Lemma 1 [30] Consider a delayed fractional order system:

\begin{align} D^q x(t) = f\left( {x\left( t \right),x\left( {t - \tau } \right)} \right), \end{align} (9)
where fractional order $0 < q \le 1$,$x( t ) = ( x_1 ,x_2 ,\ldots,x_n )^{\rm T} \in {\bf R}^n$ is the state vector. $f( x( t ),x( t - \tau ) ) = ( f_1 ( x( t ),x( t - \tau _1 ) ),f_2 (x( t ),x( t - \tau _2 ) ),\ldots,f_n (x( t ),x(t - \tau _n ) ) )^{\rm T}$ is nonlinear vector function satisfying Lipschitz condition and the delay time $\tau = ( {\tau _1 ,\tau _2 ,\ldots,\tau _n } )^{\rm T} \in {\bf R}^n$. If there exist a positive definite matrix $P$ and a semi positive definite matrix $Q$ such that
\begin{align} x^{\rm T}(t)P D^q x(t) + x^{\rm T}\left( t \right)Qx\left( t \right) - x^{\rm T}\left( {t - \tau } \right)Qx\left( {t - \tau } \right) \le 0, \end{align} (10)
then the delayed fractional system (9) is Lyapunov stable.

Lemma 2. [26] For any vector $x$,$y \in {\bf R}^n$,the inequality $2x^{\rm T}y$ $\le$ $x^{\rm T}x + y^{\rm T}y$ holds.

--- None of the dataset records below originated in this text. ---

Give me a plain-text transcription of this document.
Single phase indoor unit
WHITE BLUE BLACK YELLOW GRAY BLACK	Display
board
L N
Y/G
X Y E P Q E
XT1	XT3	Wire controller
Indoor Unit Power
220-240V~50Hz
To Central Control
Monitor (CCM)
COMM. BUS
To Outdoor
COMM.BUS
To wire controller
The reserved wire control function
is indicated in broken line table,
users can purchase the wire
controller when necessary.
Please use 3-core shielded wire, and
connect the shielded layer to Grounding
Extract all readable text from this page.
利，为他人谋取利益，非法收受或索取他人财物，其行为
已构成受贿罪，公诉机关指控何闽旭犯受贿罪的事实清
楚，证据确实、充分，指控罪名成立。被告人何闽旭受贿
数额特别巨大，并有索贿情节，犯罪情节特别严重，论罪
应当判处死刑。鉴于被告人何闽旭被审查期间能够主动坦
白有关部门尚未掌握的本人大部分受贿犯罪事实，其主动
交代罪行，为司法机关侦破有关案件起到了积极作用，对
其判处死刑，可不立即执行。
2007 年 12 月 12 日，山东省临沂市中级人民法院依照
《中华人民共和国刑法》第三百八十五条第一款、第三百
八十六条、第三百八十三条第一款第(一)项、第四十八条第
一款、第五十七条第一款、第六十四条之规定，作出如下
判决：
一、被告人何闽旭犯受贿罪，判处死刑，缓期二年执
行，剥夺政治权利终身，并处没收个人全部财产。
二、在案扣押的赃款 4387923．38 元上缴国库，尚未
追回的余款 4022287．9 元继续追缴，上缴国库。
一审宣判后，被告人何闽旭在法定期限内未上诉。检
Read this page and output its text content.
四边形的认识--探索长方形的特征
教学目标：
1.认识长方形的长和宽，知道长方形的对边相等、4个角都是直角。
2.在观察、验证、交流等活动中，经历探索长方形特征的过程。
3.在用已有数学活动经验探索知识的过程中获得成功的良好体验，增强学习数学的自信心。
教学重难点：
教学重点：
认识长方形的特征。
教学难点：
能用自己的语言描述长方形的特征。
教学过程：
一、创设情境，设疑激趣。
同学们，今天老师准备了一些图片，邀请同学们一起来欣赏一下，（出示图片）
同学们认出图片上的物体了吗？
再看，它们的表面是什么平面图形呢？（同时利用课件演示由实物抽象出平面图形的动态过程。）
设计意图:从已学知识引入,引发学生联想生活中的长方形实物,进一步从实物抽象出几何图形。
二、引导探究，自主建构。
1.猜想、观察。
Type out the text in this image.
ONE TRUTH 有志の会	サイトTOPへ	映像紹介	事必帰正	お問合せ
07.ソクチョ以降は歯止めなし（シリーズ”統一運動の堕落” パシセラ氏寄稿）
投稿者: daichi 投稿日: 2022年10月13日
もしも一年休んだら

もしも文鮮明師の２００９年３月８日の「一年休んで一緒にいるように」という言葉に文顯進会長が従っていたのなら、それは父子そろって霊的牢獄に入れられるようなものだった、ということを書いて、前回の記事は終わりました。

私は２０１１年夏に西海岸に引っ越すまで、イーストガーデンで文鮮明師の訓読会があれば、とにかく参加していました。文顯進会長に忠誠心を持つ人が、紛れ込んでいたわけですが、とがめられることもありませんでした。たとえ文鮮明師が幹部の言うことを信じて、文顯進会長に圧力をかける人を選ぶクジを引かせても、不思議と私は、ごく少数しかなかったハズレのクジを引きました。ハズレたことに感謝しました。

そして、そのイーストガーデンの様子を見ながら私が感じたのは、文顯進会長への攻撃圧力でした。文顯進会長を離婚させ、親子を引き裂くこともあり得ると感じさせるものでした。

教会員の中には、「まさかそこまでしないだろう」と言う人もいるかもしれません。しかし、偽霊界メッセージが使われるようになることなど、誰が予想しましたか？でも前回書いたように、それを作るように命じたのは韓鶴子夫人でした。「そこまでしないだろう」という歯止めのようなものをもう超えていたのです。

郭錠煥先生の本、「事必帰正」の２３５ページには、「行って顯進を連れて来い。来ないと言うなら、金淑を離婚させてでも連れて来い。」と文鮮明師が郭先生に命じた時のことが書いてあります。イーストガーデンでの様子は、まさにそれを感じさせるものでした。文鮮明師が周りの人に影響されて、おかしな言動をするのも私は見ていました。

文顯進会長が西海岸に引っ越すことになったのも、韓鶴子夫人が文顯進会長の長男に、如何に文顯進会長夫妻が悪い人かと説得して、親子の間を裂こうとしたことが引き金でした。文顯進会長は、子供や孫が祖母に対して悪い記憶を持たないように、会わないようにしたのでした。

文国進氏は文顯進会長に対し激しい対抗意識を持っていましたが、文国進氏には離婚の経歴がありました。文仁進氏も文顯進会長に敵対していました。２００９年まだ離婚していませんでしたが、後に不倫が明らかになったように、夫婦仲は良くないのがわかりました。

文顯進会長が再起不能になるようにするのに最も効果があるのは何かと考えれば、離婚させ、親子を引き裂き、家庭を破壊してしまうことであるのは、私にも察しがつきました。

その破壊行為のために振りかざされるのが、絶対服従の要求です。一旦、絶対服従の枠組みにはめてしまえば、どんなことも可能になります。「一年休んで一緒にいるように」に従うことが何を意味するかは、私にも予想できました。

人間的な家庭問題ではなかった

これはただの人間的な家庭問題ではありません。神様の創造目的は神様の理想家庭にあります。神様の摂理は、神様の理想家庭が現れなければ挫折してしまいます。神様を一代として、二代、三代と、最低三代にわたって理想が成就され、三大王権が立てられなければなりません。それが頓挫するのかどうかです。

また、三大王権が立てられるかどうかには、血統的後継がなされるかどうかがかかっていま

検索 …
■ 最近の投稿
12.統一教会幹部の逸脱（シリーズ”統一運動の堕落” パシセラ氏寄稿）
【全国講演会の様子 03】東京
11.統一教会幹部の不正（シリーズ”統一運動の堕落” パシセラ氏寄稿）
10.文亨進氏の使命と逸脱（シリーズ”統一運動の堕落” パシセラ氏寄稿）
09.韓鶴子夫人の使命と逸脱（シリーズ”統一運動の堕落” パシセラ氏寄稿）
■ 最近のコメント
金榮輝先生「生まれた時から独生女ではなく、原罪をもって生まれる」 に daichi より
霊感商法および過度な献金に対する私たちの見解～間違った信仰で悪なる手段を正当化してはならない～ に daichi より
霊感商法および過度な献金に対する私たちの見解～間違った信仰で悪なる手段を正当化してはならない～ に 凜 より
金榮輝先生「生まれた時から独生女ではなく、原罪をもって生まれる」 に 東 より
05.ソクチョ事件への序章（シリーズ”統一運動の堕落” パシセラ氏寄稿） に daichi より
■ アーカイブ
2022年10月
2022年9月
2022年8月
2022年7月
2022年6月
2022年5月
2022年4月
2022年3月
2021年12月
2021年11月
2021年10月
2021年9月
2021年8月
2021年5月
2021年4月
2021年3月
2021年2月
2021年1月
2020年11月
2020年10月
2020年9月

Ⅲ. Structure identification of uncertain general fractional-order complex dynamical networks with coupling delay

Consider a complex dynamical network with time-varying coupling delay and $N$ different nodes,which is described by

\begin{align} D^qx_i \left( t \right) = \bar f _i (t,x_i (t),\alpha _i ) + \sum\limits_{j = 1}^N {c_{ij} Ax_j \left( {t - \tau } \right)} , \end{align} (11)
or it can be rewritten in the following form:
\begin{align} & D^qx_i \left( t \right) =\notag\\[1mm] &\qquad f_i \left( {t,x_i \left( t \right)} \right) + F_i \left( {t,x_i \left( t \right)} \right)\alpha _i + \sum\limits_{j = 1}^N {c_{ij} Ax_j \left( {t - \tau } \right)} , \end{align} (12)
where $x_i ( t ) = ( {x_{i1} ( t ),x_{i2} ( t ),\ldots,x_{in} ( t )} )^{\rm T} \in {\bf R}^n$ is the state vector of the $i\mbox{th}$ node,$i = 1,\ldots,N$,$\tau $ is the constant time delay. $C = ( {c_{ij} } )_{N\times N} \in {\bf R}^{N\times N}$ is an unknown or uncertain coupling configuration matrix,and $c_{ij} $ is the weight or coupling strength. If there exists a link from nodes $i$ to $j$ $( j$ $\ne$ $i )$,then $c_{ij} \ne 0$,otherwise,$c_{ij} = 0$. $A \in {\bf R}^{n\times n}$ is an inner-coupling matrix which determines the interaction variables.

Hereafter,the coupling configuration matrix $C$ need not be symmetric,irreducible,or diffusive. Of course,it is necessary to ensure the boundedness of complex dynamical networks in this paper. The main goal is to identify these unknown or uncertain coupling strengths,namely the network topological structure,and all unknown system parameter vectors $\alpha _i $ of the complex dynamical networks.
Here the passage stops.